Space does not permit covering Americans' fixation on sports and entertainment, their obsession with materialism, or their passion for excess in food, drink, and sex. This is the age-old, tried-and-true, "bread and circuses" method of controlling the rabble. Those in power have learned to keep the people ignorant, fat, and happy, and as such, they will not—cannot—give the authorities any trouble.
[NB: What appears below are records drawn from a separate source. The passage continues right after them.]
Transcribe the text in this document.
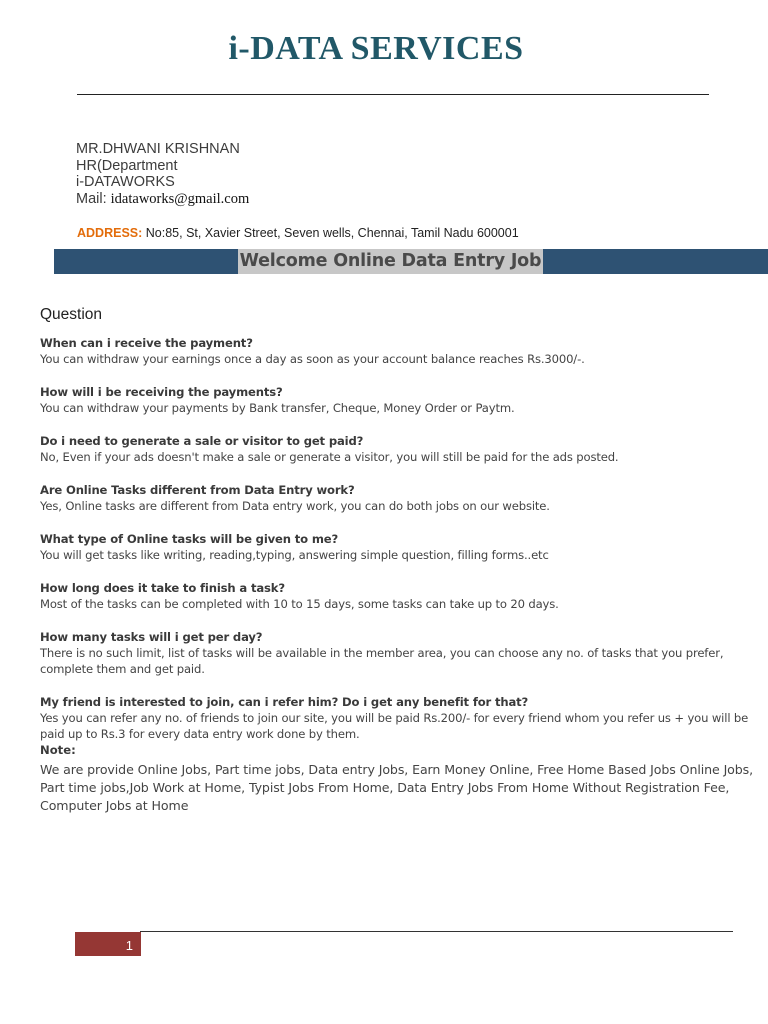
i-DATA SERVICES
MR.DHWANI KRISHNAN
HR(Department
i-DATAWORKS
Mail: idataworks@gmail.com
ADDRESS: No:85, St, Xavier Street, Seven wells, Chennai, Tamil Nadu 600001
Welcome Online Data Entry Job
Question
When can i receive the payment?
You can withdraw your earnings once a day as soon as your account balance reaches Rs.3000/-.
How will i be receiving the payments?
You can withdraw your payments by Bank transfer, Cheque, Money Order or Paytm.
Do i need to generate a sale or visitor to get paid?
No, Even if your ads doesn't make a sale or generate a visitor, you will still be paid for the ads posted.
Are Online Tasks different from Data Entry work?
Yes, Online tasks are different from Data entry work, you can do both jobs on our website.
What type of Online tasks will be given to me?
You will get tasks like writing, reading,typing, answering simple question, filling forms..etc
How long does it take to finish a task?
Most of the tasks can be completed with 10 to 15 days, some tasks can take up to 20 days.
How many tasks will i get per day?
There is no such limit, list of tasks will be available in the member area, you can choose any no. of tasks that you prefer, complete them and get paid.
My friend is interested to join, can i refer him? Do i get any benefit for that?
Yes you can refer any no. of friends to join our site, you will be paid Rs.200/- for every friend whom you refer us + you will be paid up to Rs.3 for every data entry work done by them.
Note:
We are provide Online Jobs, Part time jobs, Data entry Jobs, Earn Money Online, Free Home Based Jobs Online Jobs, Part time jobs,Job Work at Home, Typist Jobs From Home, Data Entry Jobs From Home Without Registration Fee, Computer Jobs at Home
1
And it is working. The American people have essentially rolled over just about every time a once-taboo subject has pricked the collective conscience—whether it is premarital promiscuity, adultery, abortion, homosexuality, pornography, no-fault divorce, public prayer, public display of God's Word, capital punishment, government debt and deficits, personal and public honesty and accountability, etc. A few courageous citizens fight an uphill battle virtually alone in some of these areas, but most stay home, ensconced on their couches, staring wide-eyed and slack-jawed at the boob tube, mere spectators of life in these United States.
God says of Israel:
Jeshurun grew fat and kicked; . . . then he forsook God who made him, and scornfully esteemed the Rock of his salvation. . . . And when the Lord saw it, He spurned them, because of the provocation of His sons and His daughters. And He said, "I will hide My face from them, I will see what their end will be, for they are a perverse generation, children in whom is no faith. . . . I will heap disasters upon them; I will spend My arrows on them. . . . The sword shall destroy outside; there shall be terror within. . . .
"For they are a nation void of counsel, nor is there any understanding in them. Oh, that they were wise, that they understood this, that they would consider their latter end!" (Deuteronomy 32:15, 19-20, 23, 25, 28-29)
It does not take great intellect to understand what this portends for America in the near future—or have we already grown too mindless and complacent to care?